FOOTNOTE.   See footnote *, ante.

8.   The full text of the statute is:  “Any person who inflicts great bodily injury, as defined in Section 12022.7, on any victim in a violation or attempted violation of paragraph (2), (3), or (6) of subdivision (a) of Section 261, paragraph (1) or (4) of subdivision (a) of Section 262, Section 264.1, subdivision (b) of Section 288, subdivision (a) of Section 289, or sodomy or oral copulation by force, violence, duress, menace, or fear of immediate and unlawful bodily injury on the victim or another person as provided in Section 286 or 288a shall receive a five-year enhancement for each such violation in addition to the sentence provided for the felony conviction.”

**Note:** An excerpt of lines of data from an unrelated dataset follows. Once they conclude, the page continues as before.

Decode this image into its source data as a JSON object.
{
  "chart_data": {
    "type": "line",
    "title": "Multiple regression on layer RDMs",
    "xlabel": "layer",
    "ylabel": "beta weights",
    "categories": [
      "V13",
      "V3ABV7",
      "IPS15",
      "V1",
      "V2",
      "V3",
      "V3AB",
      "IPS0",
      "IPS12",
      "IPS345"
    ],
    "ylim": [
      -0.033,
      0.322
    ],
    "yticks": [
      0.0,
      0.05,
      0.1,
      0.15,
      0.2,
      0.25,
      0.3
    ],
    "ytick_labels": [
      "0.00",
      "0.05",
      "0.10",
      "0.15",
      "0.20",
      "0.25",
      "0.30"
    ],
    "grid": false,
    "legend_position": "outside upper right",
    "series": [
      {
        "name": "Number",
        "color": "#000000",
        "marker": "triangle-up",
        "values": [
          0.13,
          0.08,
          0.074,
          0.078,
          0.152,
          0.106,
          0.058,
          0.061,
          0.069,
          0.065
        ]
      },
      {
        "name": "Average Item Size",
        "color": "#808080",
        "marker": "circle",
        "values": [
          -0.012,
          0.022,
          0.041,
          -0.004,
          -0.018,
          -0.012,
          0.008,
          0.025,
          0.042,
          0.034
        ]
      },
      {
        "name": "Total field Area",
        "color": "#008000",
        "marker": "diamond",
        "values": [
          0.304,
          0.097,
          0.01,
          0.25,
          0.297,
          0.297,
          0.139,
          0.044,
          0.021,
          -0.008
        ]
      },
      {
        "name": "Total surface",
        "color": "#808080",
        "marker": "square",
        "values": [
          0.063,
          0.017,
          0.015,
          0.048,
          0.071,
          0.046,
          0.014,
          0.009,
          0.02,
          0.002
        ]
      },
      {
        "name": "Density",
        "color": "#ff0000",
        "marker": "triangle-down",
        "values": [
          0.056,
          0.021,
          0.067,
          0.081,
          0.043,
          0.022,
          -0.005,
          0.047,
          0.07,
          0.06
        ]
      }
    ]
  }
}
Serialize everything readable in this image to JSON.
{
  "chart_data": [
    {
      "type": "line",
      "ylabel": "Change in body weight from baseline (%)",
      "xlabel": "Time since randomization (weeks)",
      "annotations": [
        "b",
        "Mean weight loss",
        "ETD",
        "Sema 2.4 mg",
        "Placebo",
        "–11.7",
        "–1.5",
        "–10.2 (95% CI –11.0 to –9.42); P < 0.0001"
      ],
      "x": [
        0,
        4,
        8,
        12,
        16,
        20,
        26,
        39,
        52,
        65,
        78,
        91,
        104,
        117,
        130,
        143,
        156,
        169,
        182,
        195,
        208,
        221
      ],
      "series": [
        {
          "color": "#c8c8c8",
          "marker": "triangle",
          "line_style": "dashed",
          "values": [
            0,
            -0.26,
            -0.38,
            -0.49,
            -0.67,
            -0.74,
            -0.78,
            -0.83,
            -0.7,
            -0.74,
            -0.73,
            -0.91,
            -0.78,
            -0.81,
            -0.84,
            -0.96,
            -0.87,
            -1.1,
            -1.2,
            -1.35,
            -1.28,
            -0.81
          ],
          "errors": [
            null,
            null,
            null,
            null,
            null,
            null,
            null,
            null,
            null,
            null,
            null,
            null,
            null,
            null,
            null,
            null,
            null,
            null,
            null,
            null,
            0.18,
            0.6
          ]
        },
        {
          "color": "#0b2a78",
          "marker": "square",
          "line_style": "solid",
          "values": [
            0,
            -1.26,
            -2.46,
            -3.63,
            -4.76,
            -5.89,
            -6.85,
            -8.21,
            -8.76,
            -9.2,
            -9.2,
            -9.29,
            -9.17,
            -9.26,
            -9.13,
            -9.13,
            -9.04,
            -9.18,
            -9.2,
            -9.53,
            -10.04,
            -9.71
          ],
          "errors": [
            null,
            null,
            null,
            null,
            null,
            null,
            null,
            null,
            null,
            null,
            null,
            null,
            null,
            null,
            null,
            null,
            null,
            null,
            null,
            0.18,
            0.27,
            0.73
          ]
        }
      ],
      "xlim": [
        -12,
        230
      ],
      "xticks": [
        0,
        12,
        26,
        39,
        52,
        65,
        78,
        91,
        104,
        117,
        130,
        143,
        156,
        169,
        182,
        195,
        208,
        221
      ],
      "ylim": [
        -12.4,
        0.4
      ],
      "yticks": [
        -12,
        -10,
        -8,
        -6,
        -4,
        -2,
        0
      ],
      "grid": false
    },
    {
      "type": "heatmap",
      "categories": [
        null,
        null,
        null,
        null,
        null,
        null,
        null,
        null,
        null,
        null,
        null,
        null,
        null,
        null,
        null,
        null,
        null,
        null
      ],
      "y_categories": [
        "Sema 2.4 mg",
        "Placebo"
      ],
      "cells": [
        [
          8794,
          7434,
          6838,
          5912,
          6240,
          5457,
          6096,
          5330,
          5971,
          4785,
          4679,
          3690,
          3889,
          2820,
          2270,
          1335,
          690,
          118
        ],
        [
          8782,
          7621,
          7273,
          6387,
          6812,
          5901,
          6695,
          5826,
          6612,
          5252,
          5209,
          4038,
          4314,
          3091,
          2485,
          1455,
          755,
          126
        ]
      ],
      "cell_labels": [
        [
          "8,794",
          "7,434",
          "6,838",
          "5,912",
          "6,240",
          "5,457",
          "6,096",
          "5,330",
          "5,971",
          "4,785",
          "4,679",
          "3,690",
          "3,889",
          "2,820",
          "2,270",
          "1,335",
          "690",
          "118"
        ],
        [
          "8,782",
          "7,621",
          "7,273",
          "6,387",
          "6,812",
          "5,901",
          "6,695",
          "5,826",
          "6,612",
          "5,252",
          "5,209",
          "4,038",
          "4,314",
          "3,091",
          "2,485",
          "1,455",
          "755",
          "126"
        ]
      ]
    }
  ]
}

9.   Each of the crimes listed in section 12022.8 also is listed in section 667.6, subdivision (d).

10.   “Current Law-Consecutive Sentences.   Under current law, a person who is convicted of forcible sex offenses against different victims, or against the same victim on different occasions, is subject to special rules of sentencing.   The court is required to sentence such a defendant to full-term consecutive sentences.  (Penal Code section 667.6, subdivision (d).)  If the offenses are against the same victim on the same occasion, the court is authorized to sentence the defendant to full-term consecutive sentences.  (Penal Code section 667.6, subdivision (c).)  [¶] These provisions have led to sentences in excess of 100 years.   Under this bill, as it might interact with Penal Code section 667.6, a person convicted of six counts of child molestation, could receive a sentence of 90 years to life in prison, or to six consecutive life sentences.”  (Assem. Com. on Public Safety, Analysis of Sen. Bill No. 30X (1993-1994 1st Ex.Sess.) as amended Apr. 27, 1994.)

FOOTNOTE.   See footnote *, ante.

CORNELL, J.

WE CONCUR:  VARTABEDIAN, Acting P.J., and LEVY, J.